En realidad, las protestas en Egipto no han parado desde la caída de Mubarak, pero es algo que los medios de los países “democráticos” han ignorado. Y lo han ignorado porque su dogmatismo de la “democracia por la democracia”, les ha impedido ver la realidad de que las instituciones presuntamente democráticas construidas tras la caída de Mubarak fueron el fruto de una dictadura de la mayoría de votos, con lo que se pensó que se podía imponer las visiones de un sector no menor del espectro político a toda la sociedad egipcia. Esto es lo que ha hecho la Hermandad Musulmana, ejercer una dictadura de la mayoría de votos, convirtiéndose en un gobierno poco inclusivo, y que no escucha a la ciudadanía que no comparte su visión de país, y que en consecuencia, ha desvirtuado el espíritu de la revuelta de febrero de 2011.
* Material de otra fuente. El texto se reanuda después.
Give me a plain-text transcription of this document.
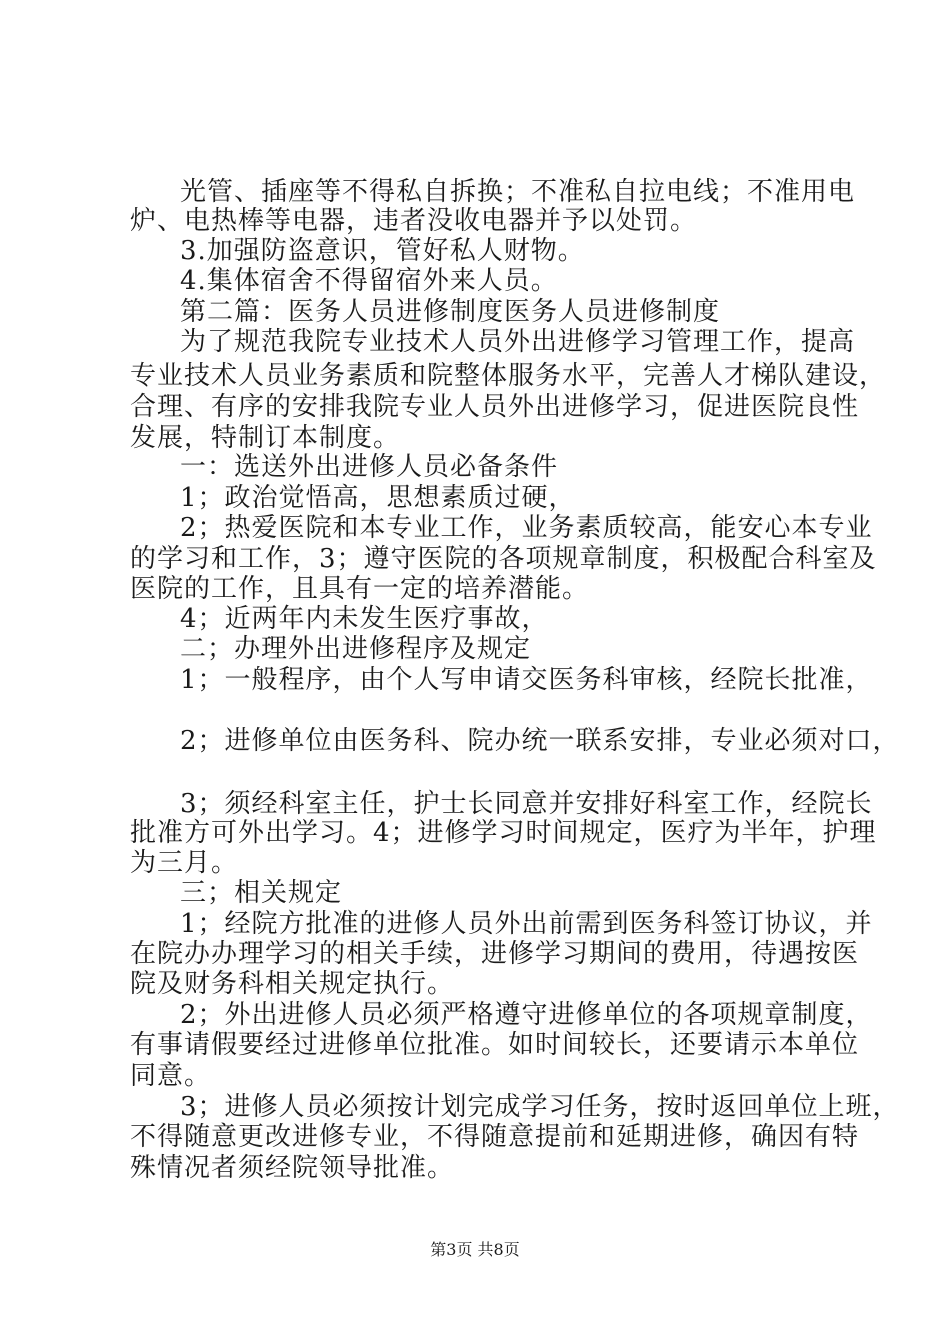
光管、插座等不得私自拆换；不准私自拉电线；不准用电
炉、电热棒等电器，违者没收电器并予以处罚。
3.加强防盗意识，管好私人财物。
4.集体宿舍不得留宿外来人员。
第二篇：医务人员进修制度医务人员进修制度
为了规范我院专业技术人员外出进修学习管理工作，提高
专业技术人员业务素质和院整体服务水平，完善人才梯队建设，
合理、有序的安排我院专业人员外出进修学习，促进医院良性
发展，特制订本制度。
一：选送外出进修人员必备条件
1；政治觉悟高，思想素质过硬，
2；热爱医院和本专业工作，业务素质较高，能安心本专业
的学习和工作，3；遵守医院的各项规章制度，积极配合科室及
医院的工作，且具有一定的培养潜能。
4；近两年内未发生医疗事故，
二；办理外出进修程序及规定
1；一般程序，由个人写申请交医务科审核，经院长批准，
2；进修单位由医务科、院办统一联系安排，专业必须对口，
3；须经科室主任，护士长同意并安排好科室工作，经院长
批准方可外出学习。4；进修学习时间规定，医疗为半年，护理
为三月。
三；相关规定
1；经院方批准的进修人员外出前需到医务科签订协议，并
在院办办理学习的相关手续，进修学习期间的费用，待遇按医
院及财务科相关规定执行。
2；外出进修人员必须严格遵守进修单位的各项规章制度，
有事请假要经过进修单位批准。如时间较长，还要请示本单位
同意。
3；进修人员必须按计划完成学习任务，按时返回单位上班，
不得随意更改进修专业，不得随意提前和延期进修，确因有特
殊情况者须经院领导批准。
第3页 共8页
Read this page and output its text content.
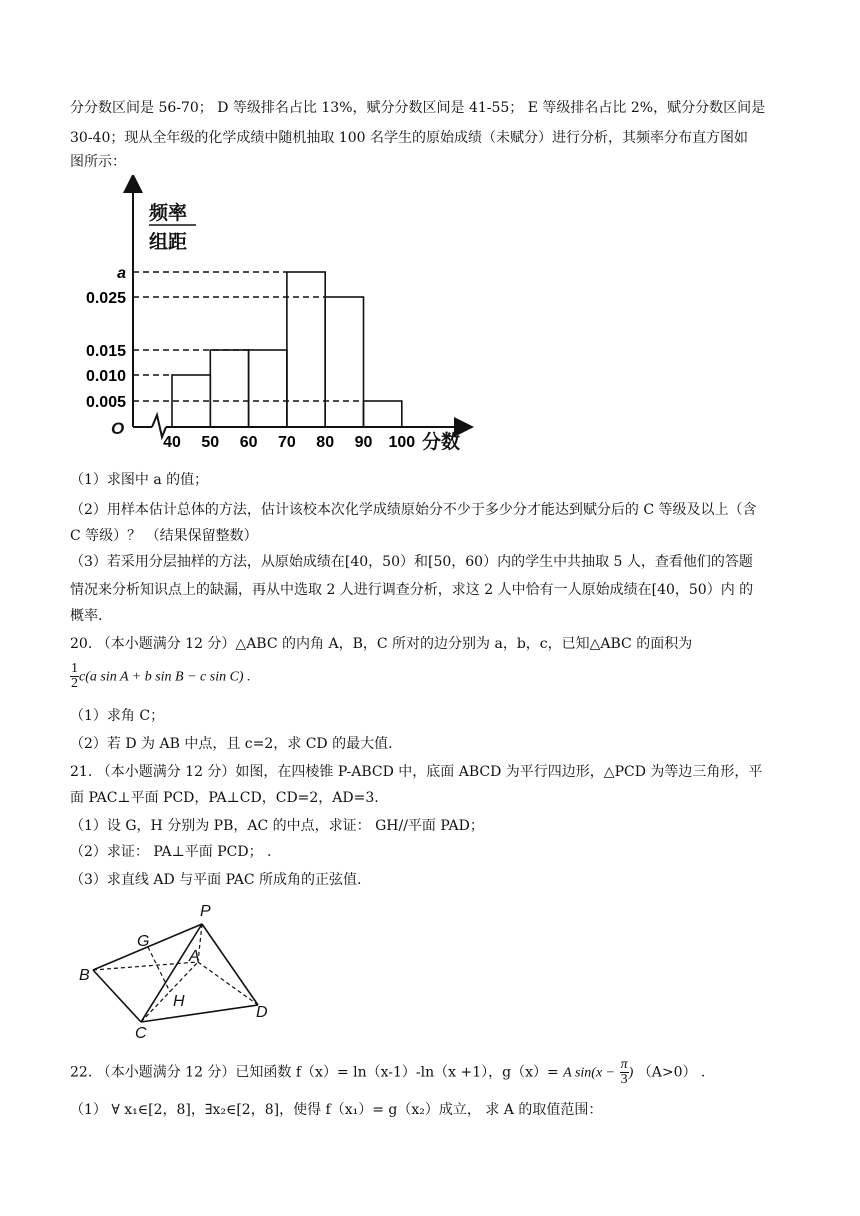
分分数区间是 56-70； D 等级排名占比 13%，赋分分数区间是 41-55； E 等级排名占比 2%，赋分分数区间是
30-40；现从全年级的化学成绩中随机抽取 100 名学生的原始成绩（未赋分）进行分析，其频率分布直方图如
图所示：
频率
组距
a
0.025
0.015
0.010
0.005
40 50 60 70 80 90 100
O
分数
（1）求图中 a 的值；
（2）用样本估计总体的方法，估计该校本次化学成绩原始分不少于多少分才能达到赋分后的 C 等级及以上（含
C 等级）？ （结果保留整数）
（3）若采用分层抽样的方法，从原始成绩在[40，50）和[50，60）内的学生中共抽取 5 人，查看他们的答题
情况来分析知识点上的缺漏，再从中选取 2 人进行调查分析，求这 2 人中恰有一人原始成绩在[40，50）内 的
概率.
20. （本小题满分 12 分）△ABC 的内角 A，B，C 所对的边分别为 a，b，c，已知△ABC 的面积为
$\frac{1}{2} c(a$ sin A + b sin B − c sin C) .
（1）求角 C；
（2）若 D 为 AB 中点，且 c=2，求 CD 的最大值.
21. （本小题满分 12 分）如图，在四棱锥 P-ABCD 中，底面 ABCD 为平行四边形，△PCD 为等边三角形，平
面 PAC⊥平面 PCD，PA⊥CD，CD=2，AD=3.
（1）设 G，H 分别为 PB，AC 的中点，求证： GH//平面 PAD；
（2）求证： PA⊥平面 PCD； .
（3）求直线 AD 与平面 PAC 所成角的正弦值.
P
G
A
B
H
C
D
22. （本小题满分 12 分）已知函数 f（x）= ln（x-1）-ln（x +1），g（x）= A $\sin(x - \frac{\pi}{3}$ ) （A>0） .
（1） ∀ x₁∈[2，8]，∃x₂∈[2，8]，使得 f（x₁）= g（x₂）成立， 求 A 的取值范围：
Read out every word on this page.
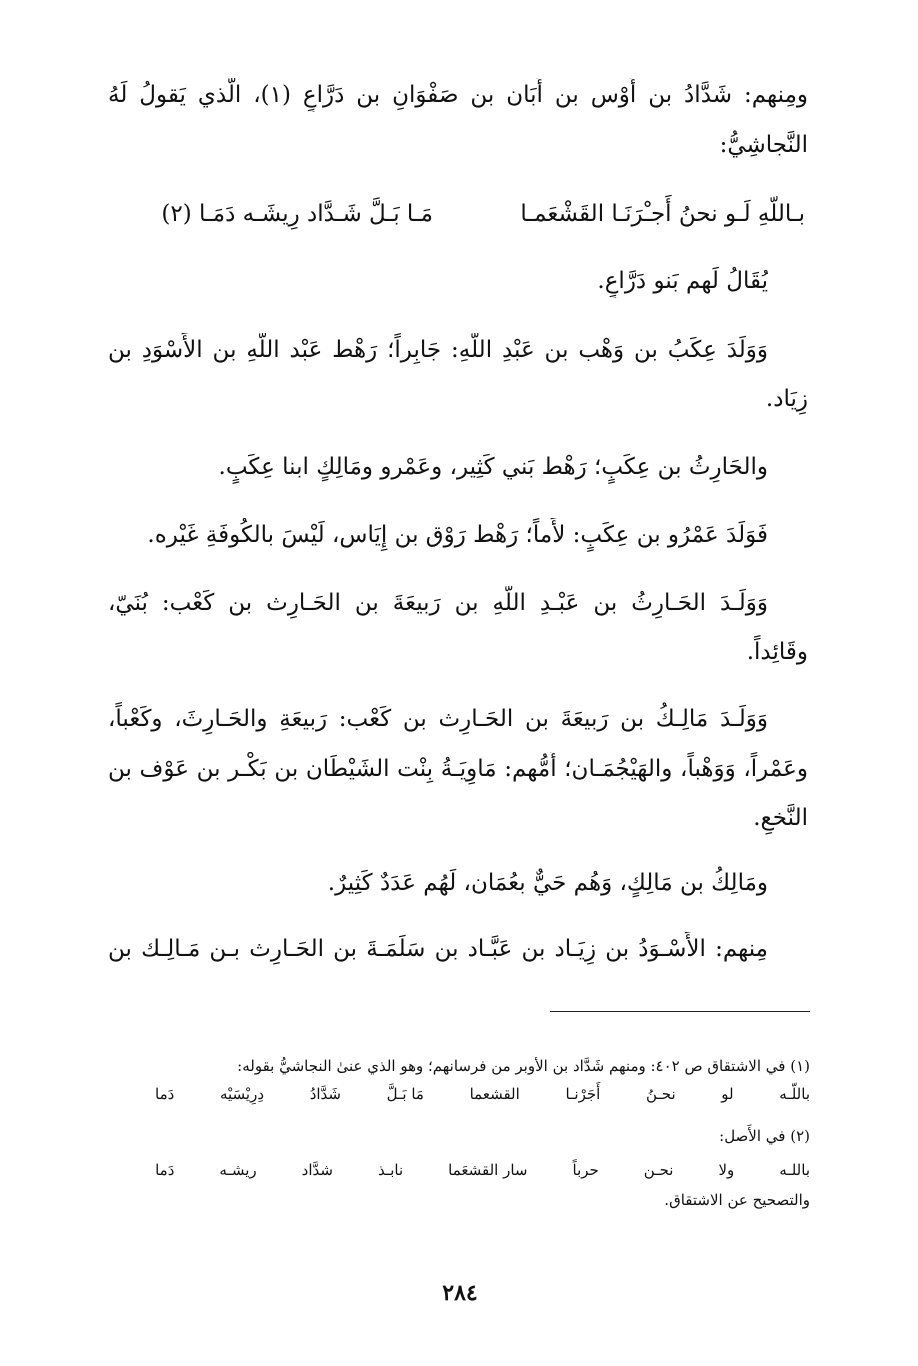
ومِنهم: شَدَّادُ بن أَوْس بن أَبَان بن صَفْوَانِ بن دَرَّاعٍ (١)، الَّذي يَقولُ لَهُ
النَّجاشِيُّ:
بـاللّهِ لَـو نحنُ أَجـْرَنَـا القَشْعَمـا
مَـا بَـلَّ شَـدَّاد رِيشَـه دَمَـا (٢)
يُقَالُ لَهم بَنو دَرَّاعٍ.
وَوَلَدَ عِكَبُ بن وَهْب بن عَبْدِ اللَّهِ: جَابِراً؛ رَهْط عَبْد اللّهِ بن الأَسْوَدِ بن
زِيَاد.
والحَارِثُ بن عِكَبٍ؛ رَهْط بَني كَثِير، وعَمْرو ومَالِكٍ ابنا عِكَبٍ.
فَوَلَدَ عَمْرُو بن عِكَبٍ: لأَماً؛ رَهْط رَوْق بن إِيَاس، لَيْسَ بالكُوفَةِ غَيْره.
وَوَلَـدَ الحَـارِثُ بن عَبْـدِ اللَّهِ بن رَبيعَةَ بن الحَـارِث بن كَعْب: بُنَيّ،
وقَائِداً.
وَوَلَـدَ مَالِـكُ بن رَبيعَةَ بن الحَـارِث بن كَعْب: رَبيعَةِ والحَـارِثَ، وكَعْباً،
وعَمْراً، وَوَهْباً، والهَيْجُمَـان؛ أُمُّهم: مَاوِيَـةُ بِنْت الشَيْطَان بن بَكْـر بن عَوْف بن
النَّخعِ.
ومَالِكُ بن مَالِكٍ، وَهُم حَيٌّ بعُمَان، لَهُم عَدَدٌ كَثِيرٌ.
مِنهم: الأَسْـوَدُ بن زِيَـاد بن عَبَّـاد بن سَلَمَـةَ بن الحَـارِث بـن مَـالِـك بن
(١) في الاشتقاق ص ٤٠٢: ومنهم شَدَّاد بن الأوبر من فرسانهم؛ وهو الذي عنىٰ النجاشيُّ بقوله:
باللّـه
لو
نحـنُ
أَجَرْنـا
القشعما
مَا بَـلَّ
شَدَّادُ
دِرِيْسَيْه
دَما
(٢) في الأَصل:
باللـه
ولا
نحـن
حرباً
سار القشعَما
نابـذ
شدَّاد
ريشـه
دَما
والتصحيح عن الاشتقاق.
٢٨٤
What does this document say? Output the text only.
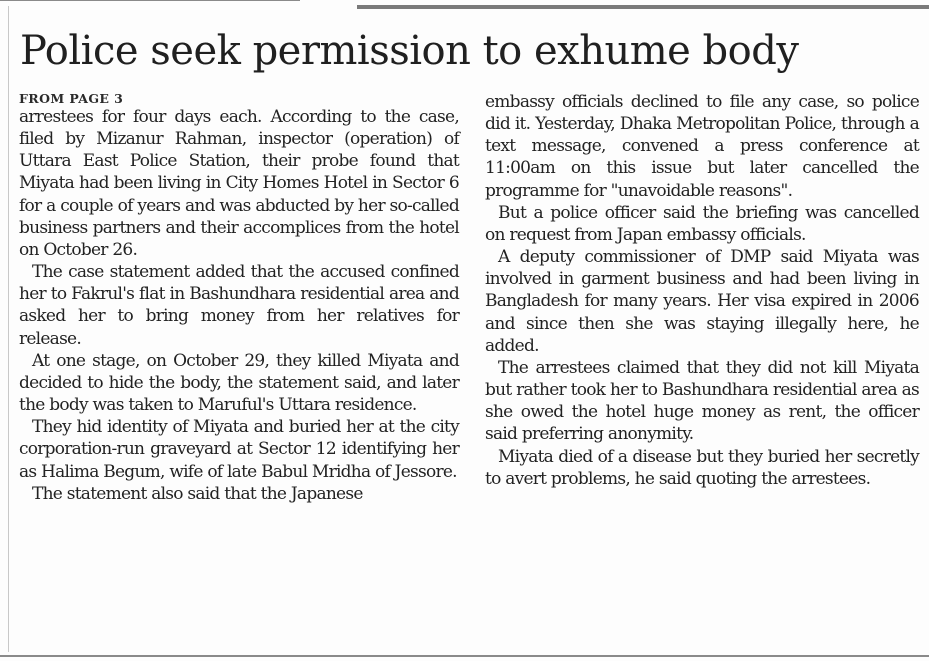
Police seek permission to exhume body
FROM PAGE 3

arrestees for four days each. According to the case, filed by Mizanur Rahman, inspector (operation) of Uttara East Police Station, their probe found that Miyata had been living in City Homes Hotel in Sector 6 for a couple of years and was abducted by her so-called business partners and their accomplices from the hotel on October 26.

The case statement added that the accused confined her to Fakrul's flat in Bashundhara residential area and asked her to bring money from her relatives for release.

At one stage, on October 29, they killed Miyata and decided to hide the body, the statement said, and later the body was taken to Maruful's Uttara residence.

They hid identity of Miyata and buried her at the city corporation-run graveyard at Sector 12 identifying her as Halima Begum, wife of late Babul Mridha of Jessore.

The statement also said that the Japanese

embassy officials declined to file any case, so police did it. Yesterday, Dhaka Metropolitan Police, through a text message, convened a press conference at 11:00am on this issue but later cancelled the programme for "unavoidable reasons".

But a police officer said the briefing was cancelled on request from Japan embassy officials.

A deputy commissioner of DMP said Miyata was involved in garment business and had been living in Bangladesh for many years. Her visa expired in 2006 and since then she was staying illegally here, he added.

The arrestees claimed that they did not kill Miyata but rather took her to Bashundhara residential area as she owed the hotel huge money as rent, the officer said preferring anonymity.

Miyata died of a disease but they buried her secretly to avert problems, he said quoting the arrestees.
Es por ello que Morsi ha sido derrocado. Poco importa el juicio sobre la “débil democracia en Egipto”, o sobre un “golpe militar”. Lo que ha sucedido el 3 de julio de 2013, es que los militares, para salvar cierta estabilidad, han tenido que ceder a las presiones populares y facilitar un proceso de destitución de un presidente que –por civil y democráticamente electo que haya sido- no estaba escuchando a la ciudadanía. Esto no significa para nada el confiar ciegamente en los militares como los defensores del pueblo. Pero sí hay que tener claro que la deposición de Morsi, tiene más que ver con la expresión de la sustancia del sujeto político que se hizo ver en febrero de 2011 en la plaza Tahrir, que con un golpe militar. Nadie sabe lo que viene. Pero sí sabemos que los egipcios siguen siendo un pueblo y no una población, y en este sentido, siguen negándose a ser gobernados por reglas que no participan de su deseo.
Kamal Cumsille Marzouka es Profesor del Centro de Estudios Árabes de la Facultad de Filosofía y Humanidades de la Universidad de Chile.